The World War II and restoring of the contacts after the war

The situation during the Second World War was from the point of view of mutual relations ambiguous and complicated. In the time of Munich agreement Finland wanted to remain strictly neutral and in addition there was understanding for Sudeten Germans (the same when negotiating about the Czech-German declaration in the second half of 90´s when Finns compared mechanically the expulsion of Sudeten Germans to the situation of the evacuation of Karelia). Czechoslovakia sympathized with Finland during so-called Winter War 1939-40, however, there was no understanding for Finland’s alliance with Germany during so-called Continuation War 1941-44.
Diplomatic relations were renewed from the initiative of Finland in 1946; the Czechoslovak Legation started to work again 30th June 1947. In 1959 the Legations in Prague and in Helsinki were upgraded to Embassies.
At the beginning of 1948, the development in both countries was similar; the Finnish communists were speaking about “the Czechoslovak road”. After their defeat in elections in July 1948 communists did not get into the government until 1966 and they never got into powerful positions. Close mutual relations in the '50s were kept only between the communist parties and their organizations by sending delegations to party congresses.

The Prague Spring

The reform process in Czechoslovakia in 1968 brought about the more intensive interest of the Finnish public in the happenings in Czechoslovakia and it also speeded up the differentiation inside the Communist Party of Finland into so-called euro-communistic and dogmatic Stalinistic which has had a marginal minority. The occupation of Czechoslovakia was a shock; the Finnish press condemned the occupation. Relatively the most positive approach towards the occupation by belittling it came from the press of the Centre Party (former Agrarian Party) which was a power basis of the President Urho Kekkonen. The government of Finland did not take any official stand to the so-called Czechoslovak crisis.

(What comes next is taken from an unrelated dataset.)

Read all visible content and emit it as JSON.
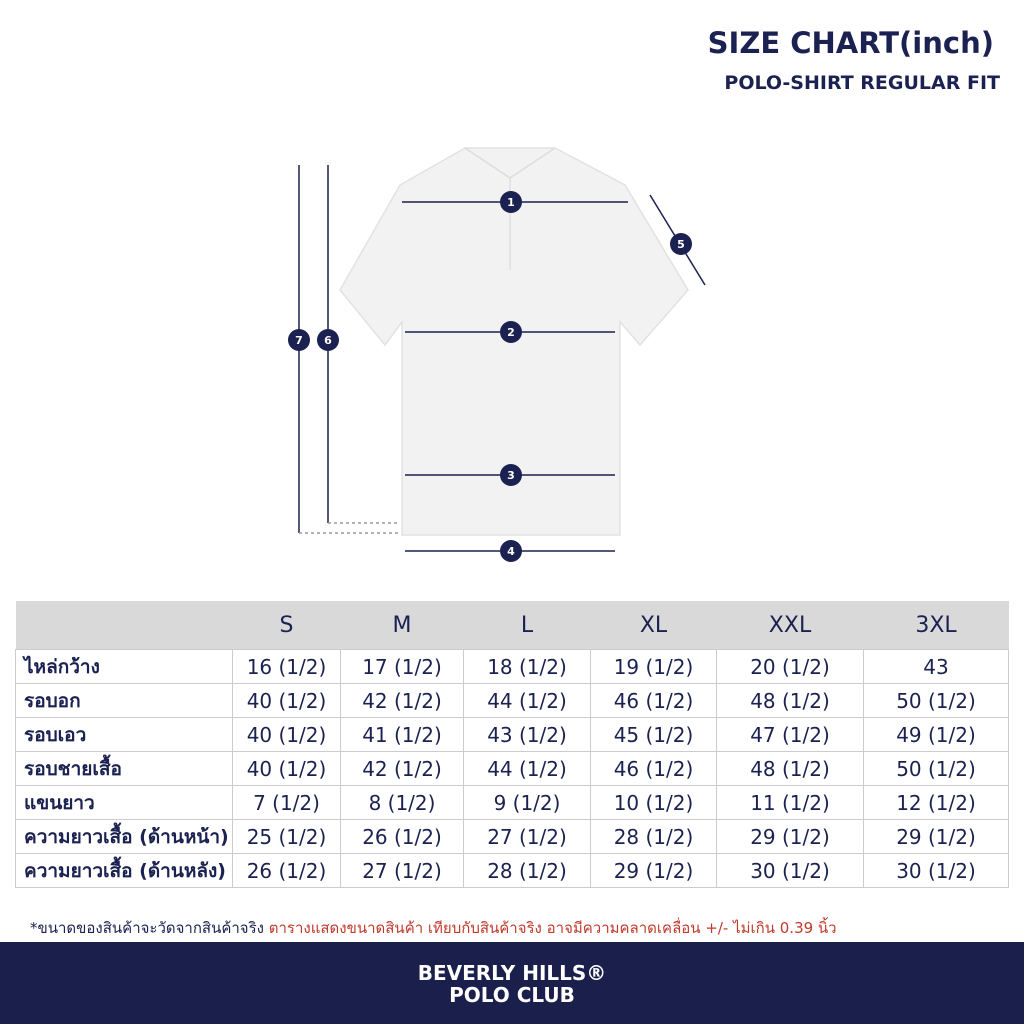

Relations in the period of so-called normalization in Czechoslovakia

During the time of normalization President Kekkonen started an active period of bilateral relations. In 1969 he visited Czechoslovakia and in 1970 President L. Svoboda visited Finland. Till 1975 there was a visit of high state or party representatives every year. In 1975 the final stage of the Conference on Security and Cooperation in Europe was held in Helsinki and it was a result of many years´ effort of the Finnish diplomacy. Enormous activity in building a bridge between the East and the West made more manoeuvring space for Finnish diplomacy and its position as a neutral country also in negotiations with the Soviet Union. This policy continued also during the time of Kekkonen’s successor President Mauno Koivisto.

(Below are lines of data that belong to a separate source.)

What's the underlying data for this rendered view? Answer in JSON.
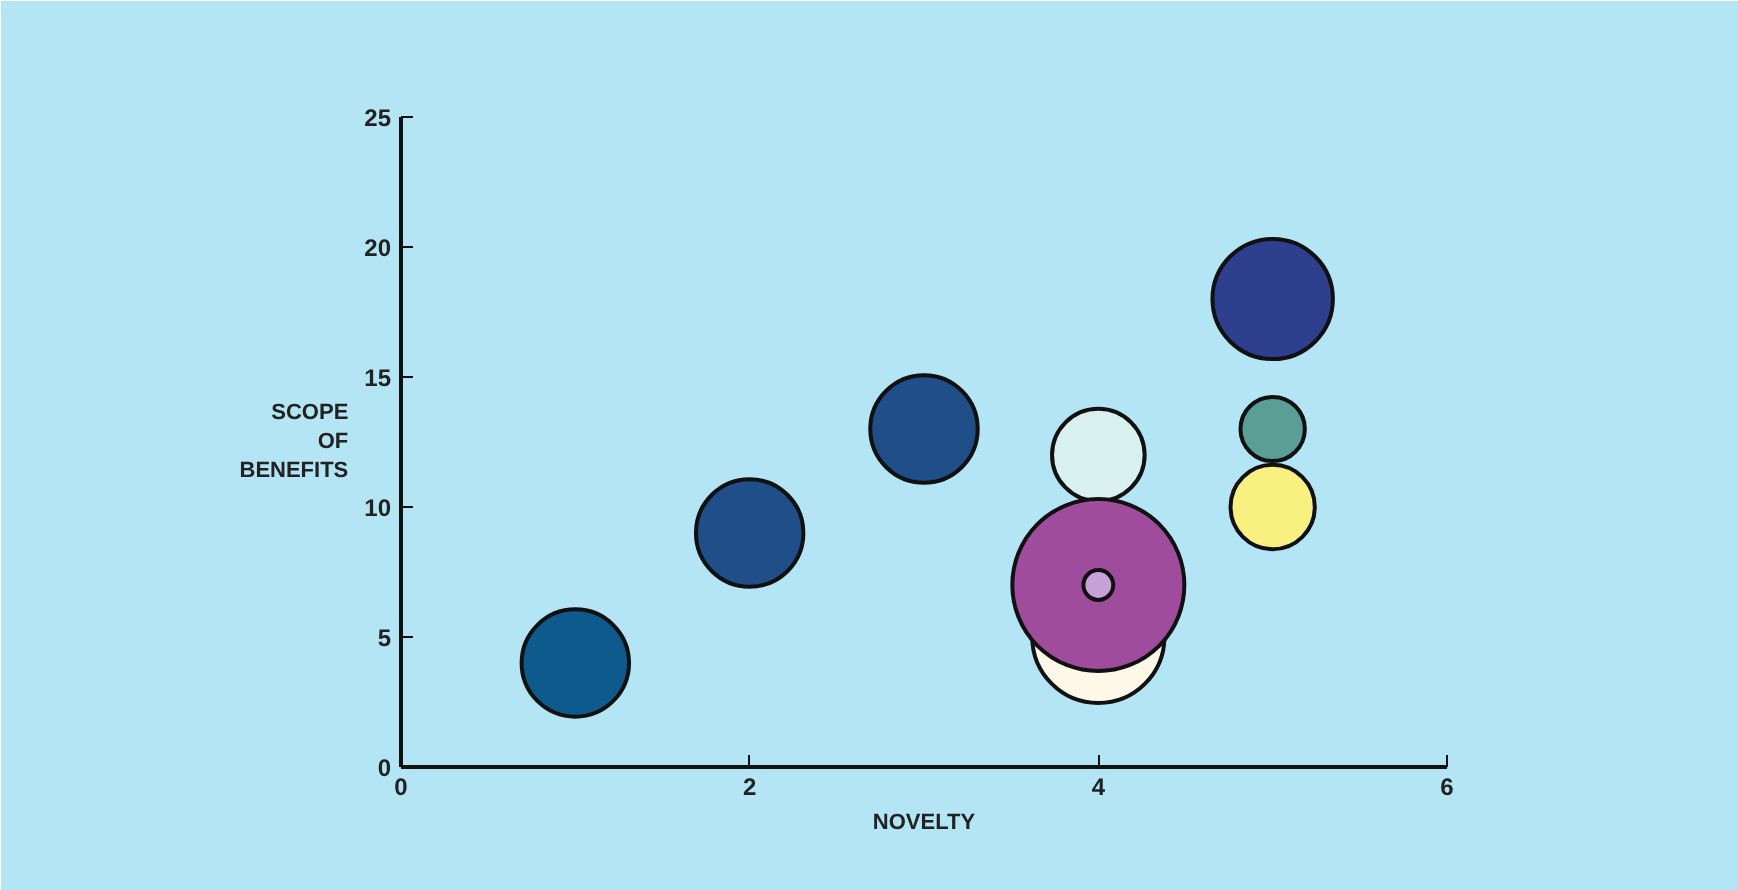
{
  "chart_data": {
    "type": "bubble",
    "xlabel": "NOVELTY",
    "ylabel": "SCOPE\nOF\nBENEFITS",
    "x": [
      1,
      2,
      3,
      4,
      4,
      4,
      4,
      5,
      5,
      5
    ],
    "values": [
      4,
      9,
      13,
      12,
      5,
      7,
      7,
      18,
      13,
      10
    ],
    "sizes": [
      0.39,
      0.39,
      0.39,
      0.29,
      0.59,
      1,
      0.03,
      0.49,
      0.14,
      0.24
    ],
    "colors": [
      "#0f5a8c",
      "#1f4e88",
      "#1f4e88",
      "#d8f0ee",
      "#fdf8e8",
      "#a04c9c",
      "#c8a0d8",
      "#2e3f8e",
      "#5a9e96",
      "#f8f080"
    ],
    "xlim": [
      0,
      6
    ],
    "ylim": [
      0,
      25
    ],
    "xticks": [
      0,
      2,
      4,
      6
    ],
    "yticks": [
      0,
      5,
      10,
      15,
      20,
      25
    ],
    "grid": false
  }
}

Cooperation after the Velvet Revolution

At the end of the 80´s the intensity of bilateral relations declined; the attention of the Finnish public and politicians was drawn only by the activity of anti-communist opposition and the collapse of the regime in November 1989. The mutual relations changed; there were more contacts on the official level as well as in everyday life. In May 1991 President Václav Havel visited Finland during his round trip in the Nordic countries. The division of Czechoslovakia was accepted by the Finnish public with understanding (reminding Nordic separation of Norway from Sweden in 1905). In June 2005 President of the Czech Republic Václav Klaus paid a state visit in Finland. In 2008, Prime Minister M. Vanhanen visited the Czech Republic, five years later, Czech Prime Minister P. Necas visited Finland and in 2018 the country visited Prime Minister A. Babiš.